July 4 - August 4, 2024
Opening reception: Friday, July 6, 6:00pm - 8:00pm
Chance Encounters, our July show at Readymade Gallery, features a selection of works by nine artists: participants in the DNA residency this season along with invited guests. The title references the theme of chance connections and moments of happenstance which indelibly alter the trajectory of our lives. The liminal space of a coastal town provides the supporting structure and background for the show. The featured artists highlight intimate and random connections, which become more meaningful for their transiency.
Working from found photographs, Diana Jensen’s work captures the fleeting moments of connection put down to film. Her painting Stroll presents an overview of a place and time where encounters could happen, based on a vintage photograph of a crowded city square. Her painterly application of the blue ground is furthered by the translucency of the plexiglass support giving her paintings the dream-like, hazy quality of something half-remembered. The foreground fades into the background without a visible horizon to delineate space, just as the present fades into the past without any kind of temporal demarcation.

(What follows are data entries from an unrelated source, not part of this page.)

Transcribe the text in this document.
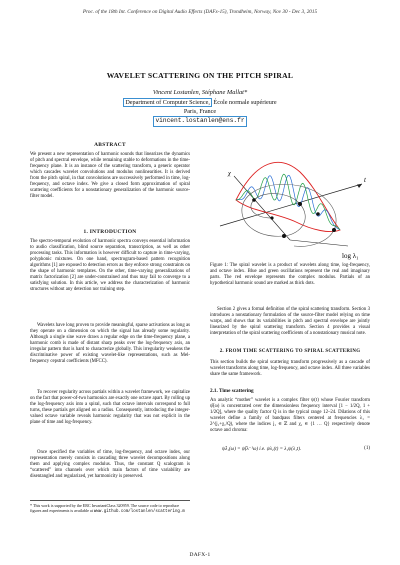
Proc. of the 18th Int. Conference on Digital Audio Effects (DAFx-15), Trondheim, Norway, Nov 30 - Dec 3, 2015
WAVELET SCATTERING ON THE PITCH SPIRAL
Vincent Lostanlen, Stéphane Mallat*
Department of Computer Science, École normale supérieure
Paris, France
vincent.lostanlen@ens.fr
ABSTRACT

We present a new representation of harmonic sounds that linearizes the dynamics of pitch and spectral envelope, while remaining stable to deformations in the time-frequency plane. It is an instance of the scattering transform, a generic operator which cascades wavelet convolutions and modulus nonlinearities. It is derived from the pitch spiral, in that convolutions are successively performed in time, log-frequency, and octave index. We give a closed form approximation of spiral scattering coefficients for a nonstationary generalization of the harmonic source-filter model.

1. INTRODUCTION

The spectro-temporal evolution of harmonic spectra conveys essential information to audio classification, blind source separation, transcription, as well as other processing tasks. This information is however difficult to capture in time-varying, polyphonic mixtures. On one hand, spectrogram-based pattern recognition algorithms [1] are exposed to detection errors as they enforce strong constraints on the shape of harmonic templates. On the other, time-varying generalizations of matrix factorization [2] are under-constrained and thus may fail to converge to a satisfying solution. In this article, we address the characterization of harmonic structures without any detection nor training step.

Wavelets have long proven to provide meaningful, sparse activations as long as they operate on a dimension on which the signal has already some regularity. Although a single sine wave draws a regular edge on the time-frequency plane, a harmonic comb is made of distant sharp peaks over the log-frequency axis, an irregular pattern that is hard to characterize globally. This irregularity weakens the discriminative power of existing wavelet-like representations, such as Mel-frequency cepstral coefficients (MFCC).

To recover regularity across partials within a wavelet framework, we capitalize on the fact that power-of-two harmonics are exactly one octave apart. By rolling up the log-frequency axis into a spiral, such that octave intervals correspond to full turns, these partials get aligned on a radius. Consequently, introducing the integer-valued octave variable reveals harmonic regularity that was not explicit in the plane of time and log-frequency.

Once specified the variables of time, log-frequency, and octave index, our representation merely consists in cascading three wavelet decompositions along them and applying complex modulus. Thus, the constant Q scalogram is “scattered” into channels over which main factors of time variability are disentangled and regularized, yet harmonicity is preserved.

* This work is supported by the ERC InvariantClass 320959. The source code to reproduce figures and experiments is available at www.github.com/lostanlen/scattering.m
t
χ
$\log \lambda_1$
Figure 1: The spiral wavelet is a product of wavelets along time, log-frequency, and octave index. Blue and green oscillations represent the real and imaginary parts. The red envelope represents the complex modulus. Partials of an hypothetical harmonic sound are marked as thick dots.

Section 2 gives a formal definition of the spiral scattering transform. Section 3 introduces a nonstationary formulation of the source-filter model relying on time warps, and shows that its variabilities in pitch and spectral envelope are jointly linearized by the spiral scattering transform. Section 4 provides a visual interpretation of the spiral scattering coefficients of a nonstationary musical note.

2. FROM TIME SCATTERING TO SPIRAL SCATTERING

This section builds the spiral scattering transform progressively as a cascade of wavelet transforms along time, log-frequency, and octave index. All three variables share the same framework.

2.1. Time scattering

An analytic “mother” wavelet is a complex filter ψ(t) whose Fourier transform ψ̂(ω) is concentrated over the dimensionless frequency interval [1 − 1/2Q, 1 + 1/2Q], where the quality factor Q is in the typical range 12–24. Dilations of this wavelet define a family of bandpass filters centered at frequencies λ₁ = 2^(j₁+χ₁/Q), where the indices j₁ ∈ ℤ and χ₁ ∈ {1 … Q} respectively denote octave and chroma:

ψ̂λ₁(ω) = ψ̂(λ⁻¹ω) i.e. ψλ₁(t) = λ₁ψ(λ₁t).	(1)
DAFX-1
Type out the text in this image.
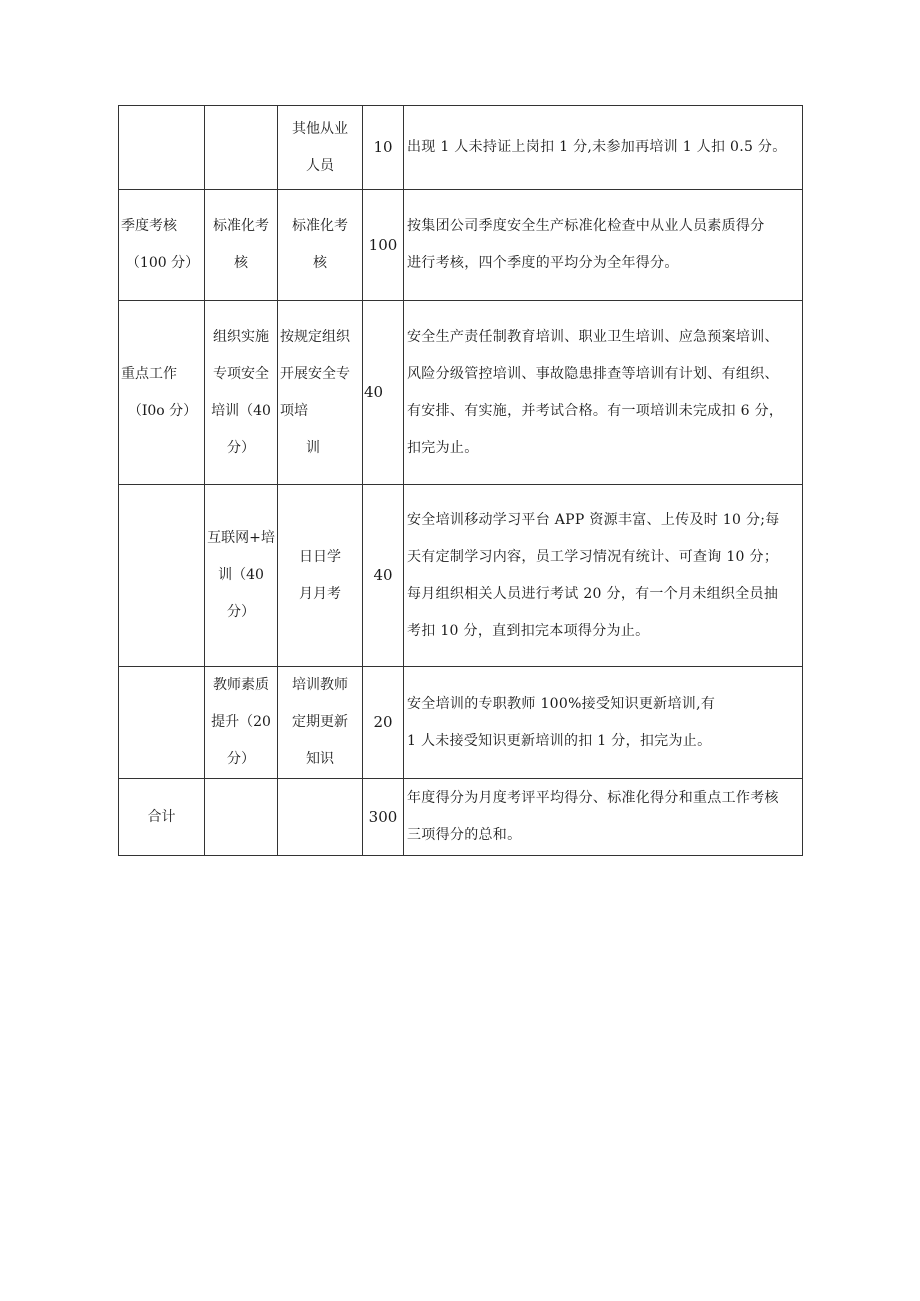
		其他从业
人员	10	出现 1 人未持证上岗扣 1 分,未参加再培训 1 人扣 0.5 分。

季度考核
（100 分）	标准化考
核	标准化考
核	100	按集团公司季度安全生产标准化检查中从业人员素质得分
进行考核，四个季度的平均分为全年得分。

重点工作
（I0o 分）	组织实施
专项安全
培训（40
分）	按规定组织
开展安全专
项培
训	40	安全生产责任制教育培训、职业卫生培训、应急预案培训、
风险分级管控培训、事故隐患排查等培训有计划、有组织、
有安排、有实施，并考试合格。有一项培训未完成扣 6 分，
扣完为止。

	互联网+培
训（40
分）	日日学
月月考	40	安全培训移动学习平台 APP 资源丰富、上传及时 10 分;每
天有定制学习内容，员工学习情况有统计、可查询 10 分；
每月组织相关人员进行考试 20 分，有一个月未组织全员抽
考扣 10 分，直到扣完本项得分为止。

	教师素质
提升（20
分）	培训教师
定期更新
知识	20	安全培训的专职教师 100%接受知识更新培训,有
1 人未接受知识更新培训的扣 1 分，扣完为止。

合计			300	年度得分为月度考评平均得分、标准化得分和重点工作考核
三项得分的总和。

Peter Hutchinson's photocollages create moments of joy and serendipity through their disparate collaged elements, juxtaposing images of landscapes, animals, and moments in time to create a patchwork narrative that meditates on the ethereal and physical, the personal and universal. His collage Butterflies presents a vista of mirrored, snow-capped mountains and dazzling butterflies resting on summer flowers. Through the medium of collage, Hutchinson depicts butterflies as large as mountains, with just as much import, while the sub-caption from my garden to the Alps reflects on interconnectedness of all things great and small, and the power of memory to collapse space and time.
Dylan Hurwitz' paintings oscillate fluidly between depictions of bodies and depictions of landscape. Based on his explorations of the outermost cape observed through the last few years of DNA residencies, Hurwitz captures random sexual encounters with a nod to the idyllic utopia of Paul Gauguin, as well as the robust quality of African sculpture. James Horner's monochromatic, dreamlike portraits show men in moments of quiet rest. As well, he recreates selfies taken for a queer dating site - itself a space of spontaneous meeting - while his use of found materials such as belts and gloves creates a textural encounter between real and painted reality. Joshua Abelow, in his humorous, semi-cartooned portraits explores his personal interpretation of the self, depicting himself in profile with his tongue out and a beanie on his head. Dani Arnica presents quirky combinations of abstraction and heiroglyph, following recurring characters of a starman and a clockman as they wander through monochromatic space.
Chance Encounters also addresses the mystery and risk of romantic encounter, and the anxiety inherent in moments of spontaneous connection. Community and a sense of belonging do not happen overnight, and to many it does not come easily, but the works represented here offer myriad avenues of solution and comfort, offering a vision of a more interconnected world.